O presidente Luiz Inácio Lula da Silva cumpriu nesta sexta-feira (26/6), em Itajaí (SC), duas agendas ligadas à indústria naval: pela manhã, participou da cerimônia de lançamento ao mar e batismo da fragata Cunha Moreira, e, à tarde, visitou o estaleiro Detroit Brasil, onde estão em construção embarcações de apoio marítimo para a Petrobras.
A fragata Cunha Moreira é a terceira embarcação do Programa Fragatas Classe Tamandaré (PFCT), iniciativa da Marinha do Brasil que integra o Novo PAC e a Nova Indústria Brasil (NIB). Segundo as informações divulgadas no evento, o programa prevê investimento de R$ 13,9 bilhões entre 2019 e 2030, com R$ 10,5 bilhões dentro do Novo PAC, e deve gerar cerca de 23 mil empregos ao longo de sua execução.

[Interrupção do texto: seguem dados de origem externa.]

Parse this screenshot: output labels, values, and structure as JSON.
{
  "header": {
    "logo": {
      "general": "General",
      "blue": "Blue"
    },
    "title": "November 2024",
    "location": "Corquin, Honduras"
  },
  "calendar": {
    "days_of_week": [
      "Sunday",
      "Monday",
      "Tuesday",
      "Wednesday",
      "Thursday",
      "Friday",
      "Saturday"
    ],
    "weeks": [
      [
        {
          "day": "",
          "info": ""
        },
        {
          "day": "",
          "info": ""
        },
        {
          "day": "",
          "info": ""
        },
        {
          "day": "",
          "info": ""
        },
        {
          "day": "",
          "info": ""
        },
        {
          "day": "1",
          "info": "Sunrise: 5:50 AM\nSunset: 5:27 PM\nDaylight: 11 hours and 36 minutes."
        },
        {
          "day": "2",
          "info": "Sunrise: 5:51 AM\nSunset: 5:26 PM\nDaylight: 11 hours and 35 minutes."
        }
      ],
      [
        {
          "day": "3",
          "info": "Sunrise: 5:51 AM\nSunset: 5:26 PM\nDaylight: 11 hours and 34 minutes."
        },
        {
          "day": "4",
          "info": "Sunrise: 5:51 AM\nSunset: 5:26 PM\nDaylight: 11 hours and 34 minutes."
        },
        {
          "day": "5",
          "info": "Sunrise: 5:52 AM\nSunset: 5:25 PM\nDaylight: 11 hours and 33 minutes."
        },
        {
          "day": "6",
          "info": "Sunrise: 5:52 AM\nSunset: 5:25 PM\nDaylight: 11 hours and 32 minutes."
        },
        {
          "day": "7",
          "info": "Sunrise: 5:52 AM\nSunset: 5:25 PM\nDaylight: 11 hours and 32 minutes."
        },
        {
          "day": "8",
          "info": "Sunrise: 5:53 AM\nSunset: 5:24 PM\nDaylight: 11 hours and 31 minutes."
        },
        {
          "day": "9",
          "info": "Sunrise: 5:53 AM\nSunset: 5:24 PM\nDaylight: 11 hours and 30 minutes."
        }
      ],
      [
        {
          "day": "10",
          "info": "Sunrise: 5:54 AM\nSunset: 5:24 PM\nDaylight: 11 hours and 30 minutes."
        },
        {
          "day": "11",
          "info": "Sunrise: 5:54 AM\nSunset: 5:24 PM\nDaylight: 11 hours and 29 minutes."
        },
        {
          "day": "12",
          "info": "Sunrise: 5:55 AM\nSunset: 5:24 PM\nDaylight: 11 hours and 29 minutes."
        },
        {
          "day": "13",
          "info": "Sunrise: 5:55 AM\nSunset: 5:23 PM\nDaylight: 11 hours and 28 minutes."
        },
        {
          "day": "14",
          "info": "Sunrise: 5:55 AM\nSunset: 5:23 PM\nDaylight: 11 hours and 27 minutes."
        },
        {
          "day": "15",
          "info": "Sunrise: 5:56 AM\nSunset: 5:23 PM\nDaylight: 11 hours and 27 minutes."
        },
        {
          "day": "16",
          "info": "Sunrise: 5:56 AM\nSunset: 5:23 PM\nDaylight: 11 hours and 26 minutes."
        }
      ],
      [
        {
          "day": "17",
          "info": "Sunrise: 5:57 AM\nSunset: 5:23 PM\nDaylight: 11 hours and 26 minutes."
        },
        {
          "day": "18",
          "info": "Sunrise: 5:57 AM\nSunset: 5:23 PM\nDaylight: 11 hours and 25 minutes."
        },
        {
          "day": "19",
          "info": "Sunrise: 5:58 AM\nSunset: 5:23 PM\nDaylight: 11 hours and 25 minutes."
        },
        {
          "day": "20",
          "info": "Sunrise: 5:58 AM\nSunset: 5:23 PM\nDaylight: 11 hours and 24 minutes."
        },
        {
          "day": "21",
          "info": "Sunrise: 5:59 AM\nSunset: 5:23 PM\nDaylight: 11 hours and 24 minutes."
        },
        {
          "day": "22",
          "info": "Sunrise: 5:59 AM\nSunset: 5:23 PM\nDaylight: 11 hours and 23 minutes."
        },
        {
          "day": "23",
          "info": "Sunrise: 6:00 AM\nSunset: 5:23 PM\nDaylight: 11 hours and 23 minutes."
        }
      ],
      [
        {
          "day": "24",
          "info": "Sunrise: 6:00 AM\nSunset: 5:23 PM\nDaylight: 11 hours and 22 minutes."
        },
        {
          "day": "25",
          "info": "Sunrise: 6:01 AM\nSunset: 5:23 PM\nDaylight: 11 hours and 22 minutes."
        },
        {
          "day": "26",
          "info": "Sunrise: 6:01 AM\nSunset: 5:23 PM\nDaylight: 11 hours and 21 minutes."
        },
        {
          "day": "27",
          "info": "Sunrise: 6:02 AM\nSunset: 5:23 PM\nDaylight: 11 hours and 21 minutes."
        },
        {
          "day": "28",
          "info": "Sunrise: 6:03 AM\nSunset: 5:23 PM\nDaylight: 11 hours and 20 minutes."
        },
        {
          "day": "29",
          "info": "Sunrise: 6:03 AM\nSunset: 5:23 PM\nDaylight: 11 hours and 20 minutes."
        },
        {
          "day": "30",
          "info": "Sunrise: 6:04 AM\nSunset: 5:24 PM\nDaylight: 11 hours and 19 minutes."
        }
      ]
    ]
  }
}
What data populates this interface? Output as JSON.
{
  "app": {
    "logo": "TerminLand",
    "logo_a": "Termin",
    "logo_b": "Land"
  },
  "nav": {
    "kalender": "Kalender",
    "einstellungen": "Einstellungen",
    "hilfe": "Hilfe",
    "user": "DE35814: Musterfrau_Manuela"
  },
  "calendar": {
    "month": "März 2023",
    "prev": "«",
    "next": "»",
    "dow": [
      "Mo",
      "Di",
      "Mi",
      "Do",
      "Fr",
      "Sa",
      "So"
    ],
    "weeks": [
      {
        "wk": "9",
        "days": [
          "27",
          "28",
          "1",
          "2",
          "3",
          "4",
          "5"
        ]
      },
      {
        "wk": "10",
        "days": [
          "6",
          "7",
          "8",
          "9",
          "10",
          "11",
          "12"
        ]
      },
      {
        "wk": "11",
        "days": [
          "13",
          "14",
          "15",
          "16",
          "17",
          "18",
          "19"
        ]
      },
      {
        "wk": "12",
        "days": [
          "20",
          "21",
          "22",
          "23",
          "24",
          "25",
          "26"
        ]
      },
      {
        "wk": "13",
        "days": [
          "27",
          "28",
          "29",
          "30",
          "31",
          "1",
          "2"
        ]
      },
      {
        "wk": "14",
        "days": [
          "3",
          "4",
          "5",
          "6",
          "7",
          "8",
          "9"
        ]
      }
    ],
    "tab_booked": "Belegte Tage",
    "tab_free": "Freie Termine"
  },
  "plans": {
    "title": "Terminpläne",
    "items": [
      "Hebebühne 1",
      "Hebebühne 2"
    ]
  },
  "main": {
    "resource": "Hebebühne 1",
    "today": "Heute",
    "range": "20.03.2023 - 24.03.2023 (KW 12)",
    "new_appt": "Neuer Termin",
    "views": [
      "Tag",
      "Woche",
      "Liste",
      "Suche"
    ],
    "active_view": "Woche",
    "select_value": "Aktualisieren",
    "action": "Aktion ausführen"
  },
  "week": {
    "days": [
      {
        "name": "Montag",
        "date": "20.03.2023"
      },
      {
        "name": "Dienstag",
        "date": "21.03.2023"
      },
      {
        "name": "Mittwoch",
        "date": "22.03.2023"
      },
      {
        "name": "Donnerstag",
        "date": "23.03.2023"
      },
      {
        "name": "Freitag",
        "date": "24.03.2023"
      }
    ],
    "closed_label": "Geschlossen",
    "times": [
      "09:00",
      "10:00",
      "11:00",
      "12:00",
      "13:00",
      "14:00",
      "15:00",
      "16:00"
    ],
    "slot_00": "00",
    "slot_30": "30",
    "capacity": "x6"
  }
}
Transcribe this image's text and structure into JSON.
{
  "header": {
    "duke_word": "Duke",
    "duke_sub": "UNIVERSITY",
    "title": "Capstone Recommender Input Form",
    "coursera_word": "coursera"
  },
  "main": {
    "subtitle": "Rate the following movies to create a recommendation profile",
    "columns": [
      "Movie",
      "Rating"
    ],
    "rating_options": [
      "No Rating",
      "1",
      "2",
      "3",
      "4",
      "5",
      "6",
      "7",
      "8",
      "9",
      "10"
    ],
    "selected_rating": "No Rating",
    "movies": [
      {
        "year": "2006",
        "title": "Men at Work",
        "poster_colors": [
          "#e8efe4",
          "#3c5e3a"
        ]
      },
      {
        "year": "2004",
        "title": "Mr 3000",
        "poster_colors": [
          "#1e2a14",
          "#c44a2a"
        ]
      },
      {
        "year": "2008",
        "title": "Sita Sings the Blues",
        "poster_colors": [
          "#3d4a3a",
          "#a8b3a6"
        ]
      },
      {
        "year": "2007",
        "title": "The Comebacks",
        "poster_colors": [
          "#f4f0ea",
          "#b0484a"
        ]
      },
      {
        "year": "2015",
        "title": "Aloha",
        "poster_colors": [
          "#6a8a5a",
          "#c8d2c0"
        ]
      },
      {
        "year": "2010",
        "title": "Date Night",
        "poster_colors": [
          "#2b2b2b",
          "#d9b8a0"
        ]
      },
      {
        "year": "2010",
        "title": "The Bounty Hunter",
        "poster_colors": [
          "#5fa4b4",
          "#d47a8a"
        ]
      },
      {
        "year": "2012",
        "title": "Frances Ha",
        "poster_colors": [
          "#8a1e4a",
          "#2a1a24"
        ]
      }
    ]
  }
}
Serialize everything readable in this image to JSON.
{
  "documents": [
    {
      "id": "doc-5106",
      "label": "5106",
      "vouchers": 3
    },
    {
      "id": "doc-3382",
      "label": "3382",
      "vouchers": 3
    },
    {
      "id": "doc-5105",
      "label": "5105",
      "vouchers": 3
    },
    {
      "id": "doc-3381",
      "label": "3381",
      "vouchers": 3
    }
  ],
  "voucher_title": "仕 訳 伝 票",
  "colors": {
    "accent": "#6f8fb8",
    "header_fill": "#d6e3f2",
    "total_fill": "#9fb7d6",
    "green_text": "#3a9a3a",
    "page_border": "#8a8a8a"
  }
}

No discurso, Lula afirmou que a defesa nacional passará a ocupar papel central entre as prioridades do governo. Ele associou o programa à soberania do país e à capacidade de desenvolvimento tecnológico da indústria naval brasileira. A ministra da Casa Civil, Miriam Belchior, destacou que o Novo PAC busca fortalecer a capacidade produtiva e tecnológica do país, enquanto o ministro da Defesa, José Múcio Monteiro Filho, afirmou que o atual governo tem feito um investimento relevante na área.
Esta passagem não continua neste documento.